In past years, Bechtel bosses privately expressed indifference about landing the WIPP business, the executive said. There are also Bechtel’s “well-publicized problems” with cost increases and schedule delays over time at the Waste Treatment Plant at the Hanford Site in Washington state.

The same small contractor exec also expressed surprise the Nuclear Waste Partnership was kept around by DOE until 2022 after an accident eight years ago that would set back the national transuranic waste program for years. The Waste Isolation Pilot Plant (WIPP) is the nation’s only underground disposal site for defense-related transuranic waste.

A February 2014 underground radiation leak from a drum of transuranic waste incorrectly packaged at the Los Alamos National Laboratory in New Mexico, which a Bechtel-led team was managing at the time. The drum burst open underground at WIPP, contaminating portions of the mine and forcing suspension of transuranic waste disposal for nearly three years.

At the time of the underground accident, Bechtel was senior industrial partner in Los Alamos National Security, then the prime contractor for the Los Alamos National Laboratory and in charge of both active nuclear weapons work and legacy nuclear-weapons cleanup. 

Bechtel got some good news in May when the National Nuclear Security Administration canceled a follow-on contract for management of major nuclear-weapons production sites in Texas and Tennessee, allowing the Bechtel-led incumbent to stay on for at least two years. 

Absent a successful contract challenge, Bechtel will face a long and challenging to-do list at WIPP.

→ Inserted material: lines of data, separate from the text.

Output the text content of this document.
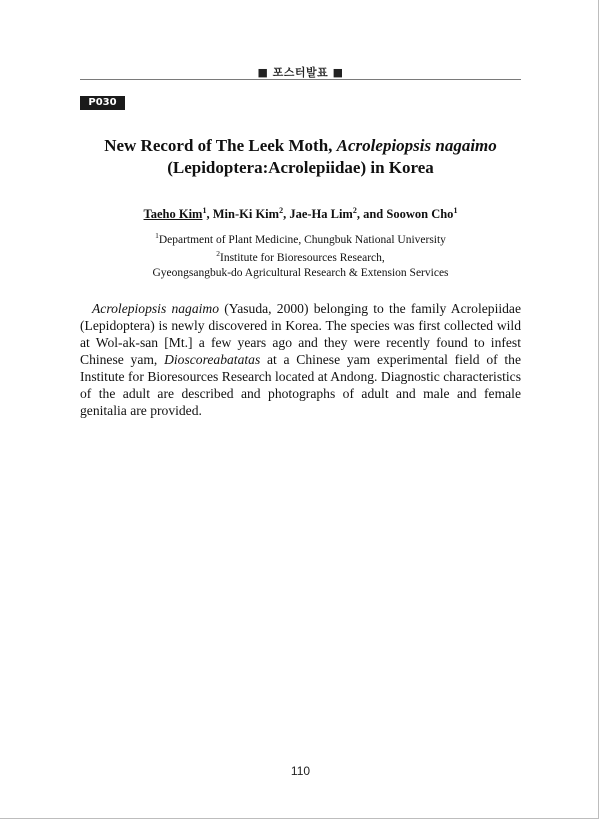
■ 포스터발표 ■
P030
New Record of The Leek Moth, Acrolepiopsis nagaimo
(Lepidoptera:Acrolepiidae) in Korea
Taeho Kim$^1$, Min-Ki Kim$^2$, Jae-Ha Lim$^2$, and Soowon Cho$^1$
$^1$Department of Plant Medicine, Chungbuk National University
$^2$Institute for Bioresources Research,
Gyeongsangbuk-do Agricultural Research & Extension Services

Acrolepiopsis nagaimo (Yasuda, 2000) belonging to the family Acrolepiidae (Lepidoptera) is newly discovered in Korea. The species was first collected wild at Wol-ak-san [Mt.] a few years ago and they were recently found to infest Chinese yam, Dioscoreabatatas at a Chinese yam experimental field of the Institute for Bioresources Research located at Andong. Diagnostic characteristics of the adult are described and photographs of adult and male and female genitalia are provided.

110
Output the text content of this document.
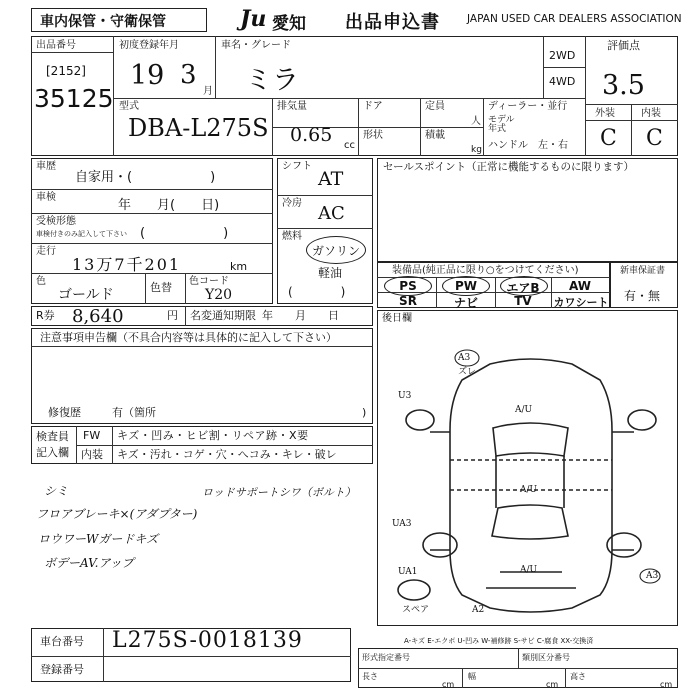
車内保管・守衛保管	Ju 愛知 出品申込書	JAPAN USED CAR DEALERS ASSOCIATION
出品番号
[2152]
35125
初度登録年月
19 3
月
車名・グレード
ミラ
2WD
4WD
評価点
3.5
外装	内装
C C
型式
DBA-L275S
排気量
0.65 cc
ドア	定員
人
形状	積載
kg
ディーラー・並行
モデル
年式
ハンドル　左・右
車歴
自家用・(　　　　　　)
車検
年　　月(　　日)
受検形態
車検付きのみ記入して下さい (　　　　　　)
走行
13万7千201	km
色
ゴールド	色替 色コード
Y20
シフト
AT
冷房 AC
燃料
ガソリン
軽油
(　　　　)
セールスポイント（正常に機能するものに限ります）
装備品(純正品に限り○をつけてください)
PS	PW	エアB	AW
SR	ナビ	TV	カワシート
新車保証書
有・無
R券 8,640	円 名変通知期限 年　　月　　日
注意事項申告欄（不具合内容等は具体的に記入して下さい）
修復歴	有（箇所	)
後日欄
A3
ズレ
U3
A/U
A/U
UA3
A/U
UA1	A3
A2
スペア
A-キズ E-エクボ U-凹み W-補修跡 S-サビ C-腐食 XX-交換済
検査員
記入欄
FW キズ・凹み・ヒビ割・リペア跡・X要
内装 キズ・汚れ・コゲ・穴・へコみ・キレ・破レ
シミ
フロアブレーキ×(アダプター)
ロウワーWガードキズ
ボデーAV.アップ
ロッドサポートシワ（ボルト）
車台番号 L275S-0018139
登録番号
形式指定番号	類別区分番号
長さ
cm
幅
cm
高さ
cm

DOE wants WIPP to raise shipment rates to closer to the 700-to-800 annually recorded during the mid-to-late 2000s, prior to the February 2014 radiation leak that contaminated parts of the salt mine, including the current Panel 7, Reinhard Knerr, DOE’s Carlsbad Field Office manager, said in a recent town meeting. 

So far during fiscal 2022, which started Sept. 1, WIPP has disposed of only 150 shipments, far below the goal of about 300, Knerr said last week. 

In addition, the new WIPP prime will be expected to complete key infrastructure projects that could enable the facility to potentially operate beyond 2050. The new Safety Significant Confinement Ventilation System is chief among them. It is designed to triple underground airflow to about 540,000 cubic feet per minute, a level that should again allow simultaneous mining, maintenance and waste disposal. Nuclear Waste Partnership replaced the original construction subcontractor after work got off to a slow start during the COVID-19 pandemic. 

Meanwhile, DOE anticipates increasing demands on WIPP from increased transuranic waste as a result of enhanced plutonium pit production at Los Alamos as well as new pit operations at the Savannah River Site in South Carolina. 

In public reports, WIPP managers have also noted the federal government might one day decide the Carlsbad operation could be the destination for transuranic-type waste from the West Valley Demonstration Project, which DOE has heretofore designated as non-defense-related. 

Meanwhile, there is the long-running challenge of attracting and keeping sufficient staff at the remote WIPP site near Carlsbad, as detailed in a March GAO report. “[R]ecruiting and retaining technically capable staff in the WIPP area is a long-standing, well documented issue that the contractor and DOE headquarters have had limited success in resolving,” GAO said in the report.

Or as the one industry executive put it:  “The end of the world equals Carlsbad.”